Ketika Teknologi Bukan Lagi Tujuan Akhir Kemitraan Kerja Sama
31 July 2026
Kalau beberapa tahun lalu kerja sama industri pertahanan identik dengan pengadaan teknologi, hari ini arah pembahasannya mulai bergeser. Produk tetap menjadi bagian penting dari setiap kerja sama, tetapi bukan lagi satu-satunya tujuan. Semakin sering muncul pertanyaan lain: kemampuan apa yang akan tumbuh setelah tahapan program selesai?
Perubahan itu cukup terasa dalam berbagai pertemuan yang berlangsung di Eurosatory 2026. Menariknya, pembahasan mengenai teknologi justru tidak selalu menjadi topik pertama. Yang lebih sering muncul adalah bagaimana industri lokal bisa terlibat, bagaimana kemampuan manufaktur dapat diperkuat, atau siapa yang akan menyiapkan talenta untuk mengembangkan teknologi tersebut setelah kerja sama berjalan.
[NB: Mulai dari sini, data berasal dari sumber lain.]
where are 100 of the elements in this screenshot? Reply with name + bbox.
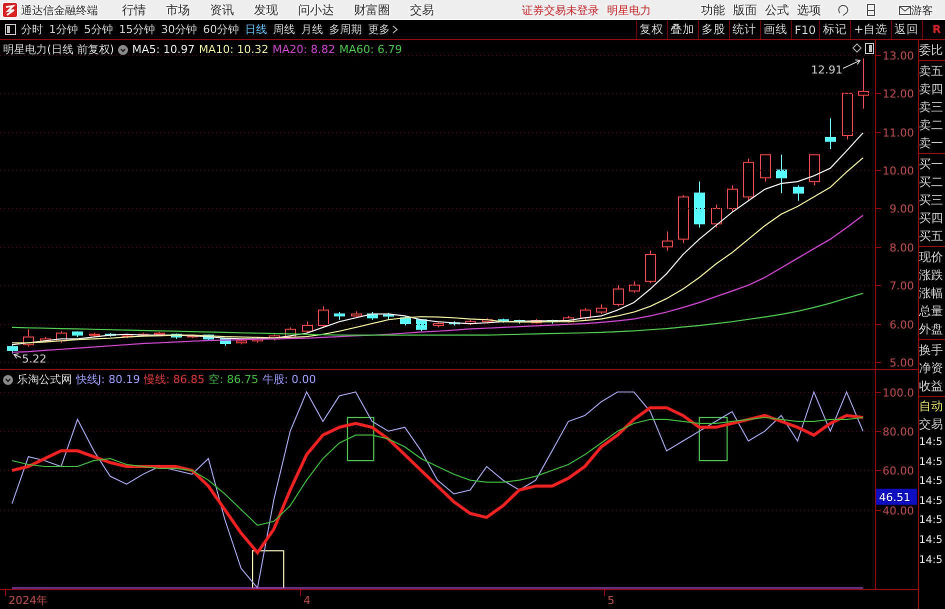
period-tab[interactable]: 日线 <box>245 22 267 37</box>
quote-label: 买五 <box>919 228 944 245</box>
candlestick <box>563 315 574 324</box>
trade-time: 14:5 <box>919 513 944 528</box>
menu-item[interactable]: 选项 <box>797 2 821 18</box>
menu-item[interactable]: 行情 <box>122 2 146 18</box>
candlestick <box>154 332 165 336</box>
indicator-axis-label: 80.00 <box>882 426 914 438</box>
candlestick <box>351 310 362 318</box>
candlestick <box>367 312 378 320</box>
quote-label: 卖三 <box>919 99 944 116</box>
menu-item[interactable]: 功能 <box>701 2 725 18</box>
candlestick <box>662 230 673 252</box>
toolbar-button[interactable]: 标记 <box>818 20 850 39</box>
chevron-circle-icon[interactable] <box>118 44 128 54</box>
candlestick <box>203 334 214 341</box>
toolbar-button[interactable]: 画线 <box>760 20 791 39</box>
quote-label: 外盘 <box>919 321 944 338</box>
quote-label: 卖二 <box>919 117 944 134</box>
menu-item[interactable]: 资讯 <box>210 2 234 18</box>
price-axis-label: 11.00 <box>882 126 914 140</box>
trade-label: 交易 <box>919 416 944 433</box>
quote-label: 卖五 <box>919 63 944 80</box>
menu-item[interactable]: 问小达 <box>298 2 334 18</box>
diamond-icon[interactable] <box>852 43 862 53</box>
candlestick <box>858 58 869 110</box>
trade-mode[interactable]: 自动 <box>919 397 945 415</box>
chevron-icon <box>392 25 398 34</box>
toolbar-button[interactable]: 复权 <box>636 20 667 39</box>
trade-time: 14:5 <box>919 435 944 450</box>
menu-item[interactable]: 版面 <box>733 2 757 18</box>
trade-time: 14:5 <box>919 494 944 509</box>
indicator-name: 乐淘公式网 <box>17 372 72 387</box>
price-axis-label: 7.00 <box>890 280 914 292</box>
date-axis-label: 5 <box>608 594 614 607</box>
toolbar-button[interactable]: F10 <box>790 20 819 39</box>
user-name[interactable]: 游客 <box>911 2 933 18</box>
period-tab[interactable]: 月线 <box>301 22 323 37</box>
candlestick <box>285 326 296 340</box>
quote-label: 买一 <box>919 156 944 173</box>
menu-item[interactable]: 交易 <box>410 2 434 18</box>
candlestick <box>629 280 640 294</box>
candlestick <box>531 318 542 324</box>
price-axis-label: 13.00 <box>882 50 914 62</box>
current-value-tag: 46.51 <box>876 488 917 505</box>
price-extreme-label: 5.22 <box>22 352 46 366</box>
period-tab[interactable]: 30分钟 <box>161 22 197 37</box>
period-tab[interactable]: 5分钟 <box>84 22 113 37</box>
period-tab[interactable]: 60分钟 <box>203 22 239 37</box>
menu-item[interactable]: 市场 <box>166 2 190 18</box>
candlestick <box>842 92 853 140</box>
candlestick <box>727 184 738 213</box>
candlestick <box>40 336 51 344</box>
period-tab[interactable]: 分时 <box>21 22 43 37</box>
toolbar-button[interactable]: 统计 <box>728 20 760 39</box>
candlestick <box>220 338 231 346</box>
price-axis-label: 8.00 <box>890 242 914 254</box>
price-axis-label: 10.00 <box>882 164 914 178</box>
panel-icon[interactable] <box>865 43 874 54</box>
candlestick <box>72 330 83 338</box>
indicator-axis-label: 100.0 <box>882 386 914 400</box>
candlestick <box>498 318 509 324</box>
mail-icon[interactable] <box>899 4 911 16</box>
period-tab[interactable]: 多周期 <box>329 22 362 37</box>
candlestick <box>187 334 198 339</box>
more-button[interactable]: 更多 <box>368 22 398 37</box>
candlestick <box>138 332 149 338</box>
candlestick <box>645 250 656 284</box>
chevron-circle-icon[interactable] <box>3 374 13 384</box>
price-axis-label: 5.00 <box>890 356 914 370</box>
legend-value: 牛股: 0.00 <box>262 372 316 387</box>
menu-item[interactable]: 财富圈 <box>354 2 390 18</box>
price-extreme-label: 12.91 <box>811 63 842 76</box>
loop-icon[interactable] <box>837 4 849 16</box>
quote-label: 换手 <box>919 342 944 359</box>
sidebar-toggle-icon[interactable] <box>5 24 16 35</box>
menu-item[interactable]: 公式 <box>765 2 789 18</box>
toolbar-button[interactable]: 叠加 <box>666 20 698 39</box>
period-tab[interactable]: 1分钟 <box>49 22 78 37</box>
quote-label: 买四 <box>919 210 944 227</box>
corner-mark[interactable]: R <box>932 23 941 36</box>
phone-icon[interactable] <box>865 4 877 16</box>
menu-item[interactable]: 发现 <box>254 2 278 18</box>
toolbar-button[interactable]: +自选 <box>850 20 891 39</box>
quote-label: 委比 <box>919 42 944 59</box>
toolbar-button[interactable]: 多股 <box>698 20 729 39</box>
quote-label: 涨跌 <box>919 267 944 284</box>
indicator-axis-label: 60.00 <box>882 464 914 478</box>
leader-line <box>842 59 861 69</box>
trade-time: 14:5 <box>919 454 944 470</box>
legend-value: 快线J: 80.19 <box>76 372 140 387</box>
period-tab[interactable]: 周线 <box>273 22 295 37</box>
period-tab[interactable]: 15分钟 <box>119 22 155 37</box>
price-axis-label: 12.00 <box>882 88 914 100</box>
toolbar-button[interactable]: 返回 <box>890 20 923 39</box>
candlestick <box>743 158 754 202</box>
legend-value: MA60: 6.79 <box>339 43 402 56</box>
candlestick <box>23 328 34 348</box>
candlestick <box>760 154 771 182</box>
quote-label: 卖四 <box>919 81 944 98</box>
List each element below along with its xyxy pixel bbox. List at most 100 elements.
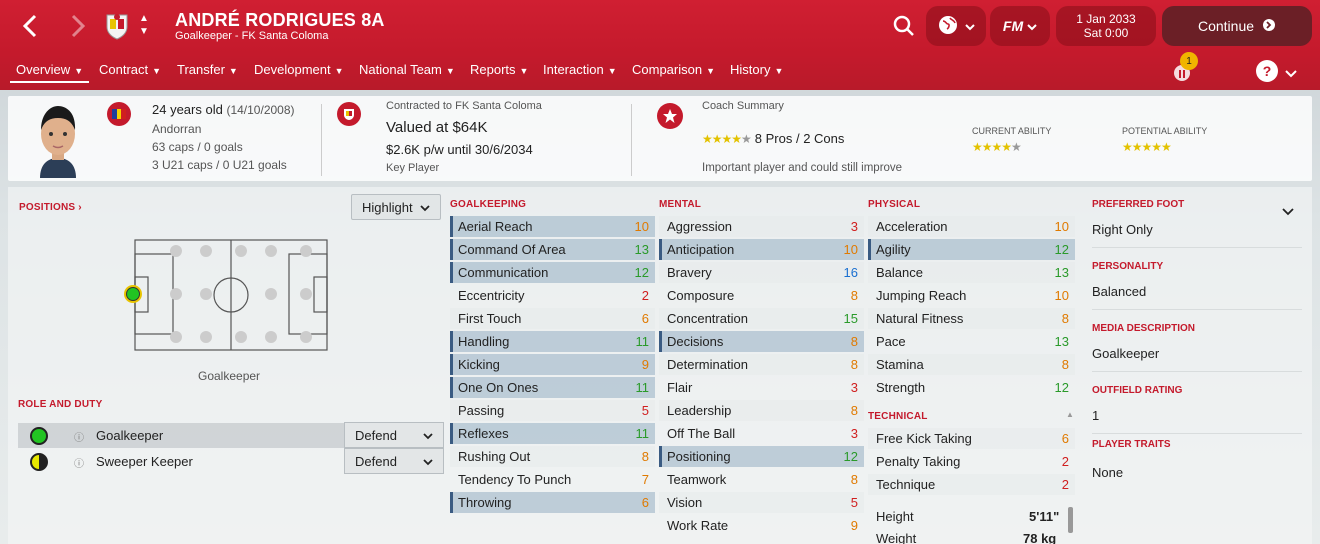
- attribute-name: Bravery: [667, 265, 712, 280]
- nation-flag-icon[interactable]: [107, 102, 131, 126]
- fm-logo: FM: [1002, 18, 1024, 34]
- attribute-row[interactable]: Teamwork 8: [659, 469, 864, 490]
- attribute-row[interactable]: Agility 12: [868, 239, 1075, 260]
- tab-label: Contract: [99, 62, 149, 77]
- tab-national-team[interactable]: National Team ▼: [359, 62, 455, 77]
- duty-dropdown[interactable]: Defend: [344, 448, 444, 474]
- pros-cons[interactable]: ★★★★★ 8 Pros / 2 Cons: [702, 131, 844, 146]
- attribute-row[interactable]: Balance 13: [868, 262, 1075, 283]
- current-ability-stars: ★★★★★: [972, 140, 1022, 154]
- attribute-row[interactable]: Off The Ball 3: [659, 423, 864, 444]
- tab-transfer[interactable]: Transfer ▼: [177, 62, 238, 77]
- attribute-name: Handling: [458, 334, 510, 349]
- attribute-row[interactable]: Vision 5: [659, 492, 864, 513]
- attribute-name: Balance: [876, 265, 923, 280]
- collapse-icon[interactable]: ▲: [1066, 410, 1074, 419]
- club-switch-icon[interactable]: ▲ ▼: [139, 12, 149, 38]
- chevron-down-icon[interactable]: [1285, 66, 1297, 81]
- club-badge-icon[interactable]: [337, 102, 361, 126]
- help-icon[interactable]: ?: [1256, 60, 1278, 82]
- club-crest-icon[interactable]: [104, 12, 130, 40]
- attribute-row[interactable]: One On Ones 11: [450, 377, 655, 398]
- scrollbar[interactable]: [1068, 507, 1073, 533]
- attribute-row[interactable]: Free Kick Taking 6: [868, 428, 1075, 449]
- current-ability-label: CURRENT ABILITY: [972, 126, 1052, 136]
- world-menu-button[interactable]: [926, 6, 986, 46]
- search-icon[interactable]: [892, 14, 916, 38]
- attribute-value: 10: [1054, 288, 1069, 303]
- tab-reports[interactable]: Reports ▼: [470, 62, 528, 77]
- positions-header[interactable]: POSITIONS ›: [19, 202, 82, 213]
- attribute-row[interactable]: Communication 12: [450, 262, 655, 283]
- attribute-row[interactable]: Positioning 12: [659, 446, 864, 467]
- attribute-value: 6: [641, 311, 649, 326]
- back-arrow-icon[interactable]: [16, 12, 44, 40]
- attribute-row[interactable]: Tendency To Punch 7: [450, 469, 655, 490]
- role-name: Goalkeeper: [96, 428, 164, 443]
- attribute-row[interactable]: Bravery 16: [659, 262, 864, 283]
- chevron-down-icon[interactable]: [1282, 204, 1294, 219]
- attribute-row[interactable]: Kicking 9: [450, 354, 655, 375]
- fm-menu-button[interactable]: FM: [990, 6, 1050, 46]
- attribute-row[interactable]: Decisions 8: [659, 331, 864, 352]
- coach-rating-stars: ★★★★★: [702, 131, 752, 146]
- divider: [631, 104, 632, 176]
- outfield-rating-value: 1: [1092, 408, 1100, 423]
- attribute-value: 2: [1061, 477, 1069, 492]
- attribute-row[interactable]: Pace 13: [868, 331, 1075, 352]
- tab-overview[interactable]: Overview ▼: [16, 62, 83, 77]
- tab-history[interactable]: History ▼: [730, 62, 783, 77]
- tab-interaction[interactable]: Interaction ▼: [543, 62, 617, 77]
- tab-contract[interactable]: Contract ▼: [99, 62, 161, 77]
- info-icon[interactable]: ⓘ: [74, 455, 84, 470]
- attribute-row[interactable]: Strength 12: [868, 377, 1075, 398]
- attribute-row[interactable]: Flair 3: [659, 377, 864, 398]
- attribute-name: Aggression: [667, 219, 733, 234]
- duty-dropdown[interactable]: Defend: [344, 422, 444, 448]
- attribute-value: 12: [634, 265, 649, 280]
- attribute-row[interactable]: Work Rate 9: [659, 515, 864, 536]
- contract-label[interactable]: Contracted to FK Santa Coloma: [386, 100, 542, 112]
- chevron-down-icon: ▼: [774, 66, 784, 76]
- attribute-row[interactable]: Reflexes 11: [450, 423, 655, 444]
- attribute-value: 5: [641, 403, 649, 418]
- attribute-row[interactable]: Aerial Reach 10: [450, 216, 655, 237]
- attribute-row[interactable]: Stamina 8: [868, 354, 1075, 375]
- attribute-value: 10: [843, 242, 858, 257]
- highlight-dropdown[interactable]: Highlight: [351, 194, 441, 220]
- attribute-row[interactable]: Anticipation 10: [659, 239, 864, 260]
- attribute-row[interactable]: Rushing Out 8: [450, 446, 655, 467]
- attribute-row[interactable]: Technique 2: [868, 474, 1075, 495]
- attribute-row[interactable]: Acceleration 10: [868, 216, 1075, 237]
- attribute-row[interactable]: Leadership 8: [659, 400, 864, 421]
- role-row-goalkeeper[interactable]: [18, 423, 344, 448]
- attribute-row[interactable]: First Touch 6: [450, 308, 655, 329]
- attribute-row[interactable]: Jumping Reach 10: [868, 285, 1075, 306]
- chevron-down-icon: [423, 428, 433, 443]
- date-display[interactable]: 1 Jan 2033 Sat 0:00: [1056, 6, 1156, 46]
- player-value: Valued at $64K: [386, 119, 488, 136]
- info-icon[interactable]: ⓘ: [74, 429, 84, 444]
- pitch-diagram[interactable]: [120, 232, 340, 357]
- tab-comparison[interactable]: Comparison ▼: [632, 62, 715, 77]
- position-label: Goalkeeper: [198, 369, 261, 383]
- attribute-row[interactable]: Natural Fitness 8: [868, 308, 1075, 329]
- attribute-row[interactable]: Composure 8: [659, 285, 864, 306]
- attribute-row[interactable]: Throwing 6: [450, 492, 655, 513]
- forward-arrow-icon[interactable]: [64, 12, 92, 40]
- nationality[interactable]: Andorran: [152, 122, 201, 136]
- attribute-row[interactable]: Determination 8: [659, 354, 864, 375]
- attribute-row[interactable]: Eccentricity 2: [450, 285, 655, 306]
- continue-button[interactable]: Continue: [1162, 6, 1312, 46]
- attribute-row[interactable]: Penalty Taking 2: [868, 451, 1075, 472]
- attribute-name: Free Kick Taking: [876, 431, 972, 446]
- attribute-row[interactable]: Handling 11: [450, 331, 655, 352]
- attribute-row[interactable]: Command Of Area 13: [450, 239, 655, 260]
- notification-icon[interactable]: 1: [1170, 52, 1198, 84]
- tab-development[interactable]: Development ▼: [254, 62, 344, 77]
- attribute-row[interactable]: Aggression 3: [659, 216, 864, 237]
- player-subtitle[interactable]: Goalkeeper - FK Santa Coloma: [175, 30, 328, 42]
- attribute-row[interactable]: Passing 5: [450, 400, 655, 421]
- attribute-row[interactable]: Concentration 15: [659, 308, 864, 329]
- attribute-value: 8: [1061, 357, 1069, 372]
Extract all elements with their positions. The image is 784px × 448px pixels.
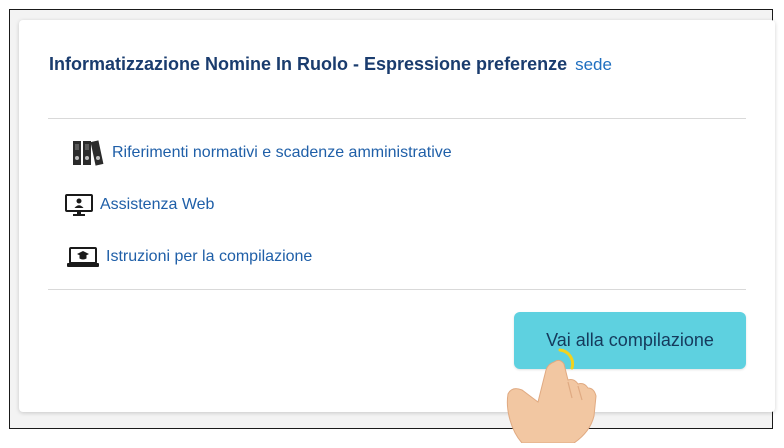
link-label[interactable]: Riferimenti normativi e scadenze amminis… bbox=[112, 144, 452, 162]
link-istruzioni-compilazione[interactable]: Istruzioni per la compilazione bbox=[66, 245, 312, 269]
page-title: Informatizzazione Nomine In Ruolo - Espr… bbox=[49, 54, 568, 74]
laptop-graduation-icon bbox=[66, 245, 100, 269]
monitor-user-icon bbox=[64, 193, 94, 217]
divider-top bbox=[48, 118, 746, 119]
page-subtitle: sede bbox=[575, 55, 612, 74]
binders-icon bbox=[72, 140, 106, 166]
start-compilation-button[interactable]: Vai alla compilazione bbox=[514, 312, 746, 369]
divider-bottom bbox=[48, 289, 746, 290]
card-header: Informatizzazione Nomine In Ruolo - Espr… bbox=[49, 54, 612, 75]
start-compilation-label[interactable]: Vai alla compilazione bbox=[546, 330, 714, 351]
link-riferimenti-normativi[interactable]: Riferimenti normativi e scadenze amminis… bbox=[72, 140, 452, 166]
link-assistenza-web[interactable]: Assistenza Web bbox=[64, 193, 214, 217]
link-label[interactable]: Istruzioni per la compilazione bbox=[106, 248, 312, 266]
link-label[interactable]: Assistenza Web bbox=[100, 196, 214, 214]
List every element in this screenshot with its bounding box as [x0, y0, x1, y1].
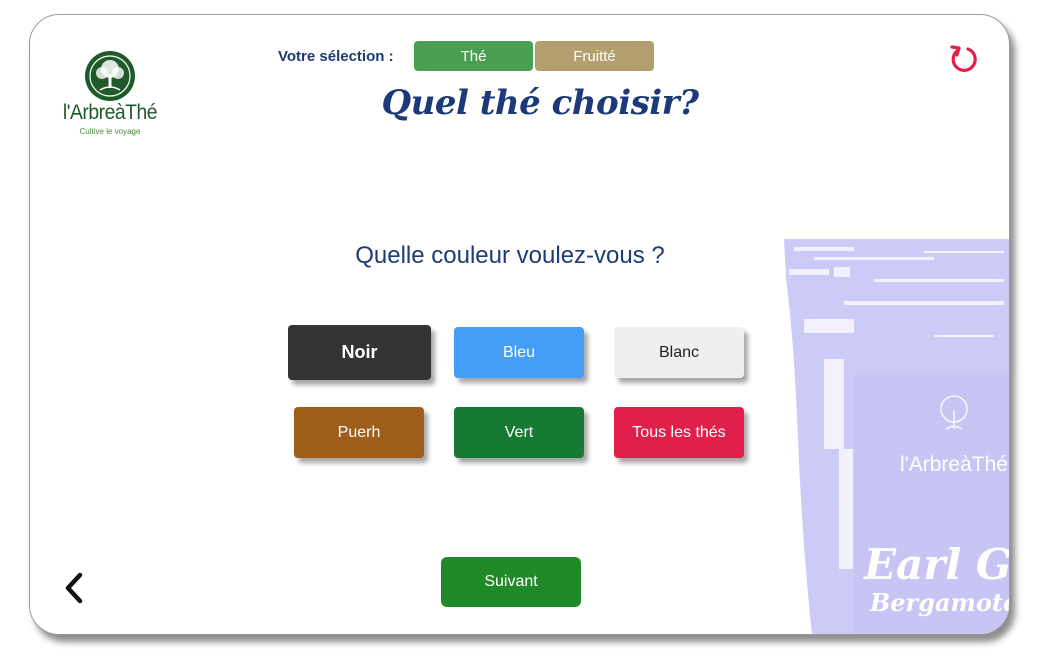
chevron-left-icon	[65, 572, 83, 604]
bag-brand: l'ArbreàThé	[900, 453, 1008, 476]
brand-tagline: Cultive le voyage	[79, 127, 141, 136]
next-button[interactable]: Suivant	[441, 557, 581, 607]
app-window: l'ArbreàThé Cultive le voyage Votre séle…	[29, 14, 1010, 635]
tea-bag-image: l'ArbreàThé Earl Gre Bergamote	[784, 239, 1010, 634]
color-question: Quelle couleur voulez-vous ?	[355, 242, 665, 269]
brand-name: l'ArbreàThé	[62, 101, 158, 124]
bag-product: Earl Gre	[863, 540, 1010, 589]
selection-label: Votre sélection :	[278, 48, 394, 65]
option-tous-les-thes-button[interactable]: Tous les thés	[614, 407, 744, 458]
bag-subtitle: Bergamote	[869, 588, 1010, 617]
selection-chip-the[interactable]: Thé	[414, 41, 533, 71]
refresh-icon	[950, 45, 977, 72]
selection-chip-fruitte[interactable]: Fruitté	[535, 41, 654, 71]
option-puerh-button[interactable]: Puerh	[294, 407, 424, 458]
option-noir-button[interactable]: Noir	[288, 325, 431, 380]
page-title: Quel thé choisir?	[381, 83, 699, 123]
option-blanc-button[interactable]: Blanc	[614, 327, 744, 378]
reset-button[interactable]	[946, 43, 980, 77]
option-bleu-button[interactable]: Bleu	[454, 327, 584, 378]
option-vert-button[interactable]: Vert	[454, 407, 584, 458]
back-button[interactable]	[60, 571, 90, 605]
brand-logo: l'ArbreàThé Cultive le voyage	[56, 51, 166, 143]
tree-logo-icon	[85, 51, 135, 101]
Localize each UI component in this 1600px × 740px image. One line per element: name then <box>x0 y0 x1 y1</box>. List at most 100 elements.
Beberapa diskusi bahkan menghabiskan lebih banyak waktu membahas pengembangan sumber daya manusia, kesiapan industri, hingga peluang kolaborasi jangka panjang dibandingkan spesifikasi teknis produknya sendiri. Pola seperti ini muncul berulang kali dalam berbagai diskusi dan sulit untuk menganggapnya sebagai kebetulan. Pola tersebut menunjukkan bahwa cara industri pertahanan memandang sebuah kemitraan memang sedang berubah.
Pergeseran itu bukan sekadar perubahan cara berdiskusi. Cara industri mengukur keberhasilan sebuah kemitraan juga ikut berubah. Nilai sebuah kerja sama kini semakin ditentukan oleh kemampuan yang berhasil dibangun bersama, bukan hanya oleh teknologi yang berhasil dipindahkan. Yang tersisa setelah program selesai justru menjadi ukuran yang semakin penting.
Pengembangan teknologi pertahanan kini jauh lebih kompleks dibandingkan sebelumnya. Satu platform dapat melibatkan puluhan perusahaan, jaringan pemasok lintas negara, pengembang perangkat lunak, lembaga sertifikasi, hingga institusi pendidikan yang menyiapkan tenaga ahlinya. Kompleksitas tersebut membuat tidak ada lagi satu pihak yang mampu berjalan sendiri. Kolaborasi bukan lagi pilihan tambahan, melainkan bagian dari cara industri pertahanan berkembang.
Perubahan itu ikut menggeser cara modernisasi dipahami.
Teknologi tetap menjadi hasil akhirnya. Namun proses membangunnya selalu dimulai jauh lebih awal, dari kemampuan manusia, kesiapan industri, kapasitas manufaktur, penguasaan pengetahuan, hingga ekosistem yang memungkinkan inovasi terus berkembang. Semakin kuat fondasi tersebut, semakin besar pula kemampuan sebuah negara untuk terus menghasilkan inovasi berikutnya, bukan hanya menikmati hasil inovasi yang sudah ada.
Indonesia memiliki peluang yang semakin besar untuk mengambil bagian dalam perubahan tersebut. Dalam beberapa tahun terakhir, ruang kolaborasi dengan berbagai mitra internasional juga semakin terbuka. Tantangannya justru bergeser. Bukan lagi bagaimana memperoleh akses terhadap teknologi, tetapi bagaimana memastikan setiap kerja sama mampu memperkuat industri nasional, meningkatkan kompetensi sumber daya manusia, dan membuka ruang yang lebih besar bagi industri dalam negeri untuk tumbuh.
Cara pandang tersebut juga menjadi salah satu landasan Republikorp dalam membangun berbagai kemitraan strategis dengan pelaku industri pertahanan global.Berbagai kemitraan yang dibangun Republikorp dalam beberapa tahun terakhir memperlihatkan perubahan tersebut secara langsung. Pembahasan tidak lagi berhenti pada teknologi atau peluang proyek, tetapi berkembang ke arah penguatan kemampuan industri, pengembangan talenta, hingga kolaborasi jangka panjang yang mampu memberikan nilai tambah bagi seluruh pihak.
Kemitraan mungkin selalu diawali oleh teknologi. Namun daya saing industri justru dibangun dari kemampuan yang tumbuh setelah kerja sama dimulai. Pergeseran cara pandang inilah yang semakin terlihat dalam industri pertahanan global, sekaligus membuka peluang bagi Indonesia untuk memperkuat industri nasional melalui kolaborasi yang menghasilkan nilai jangka panjang. Teknologi mungkin menjadi awal sebuah kemitraan, tetapi kemampuan yang tumbuh setelahnya akan menentukan daya saing industri.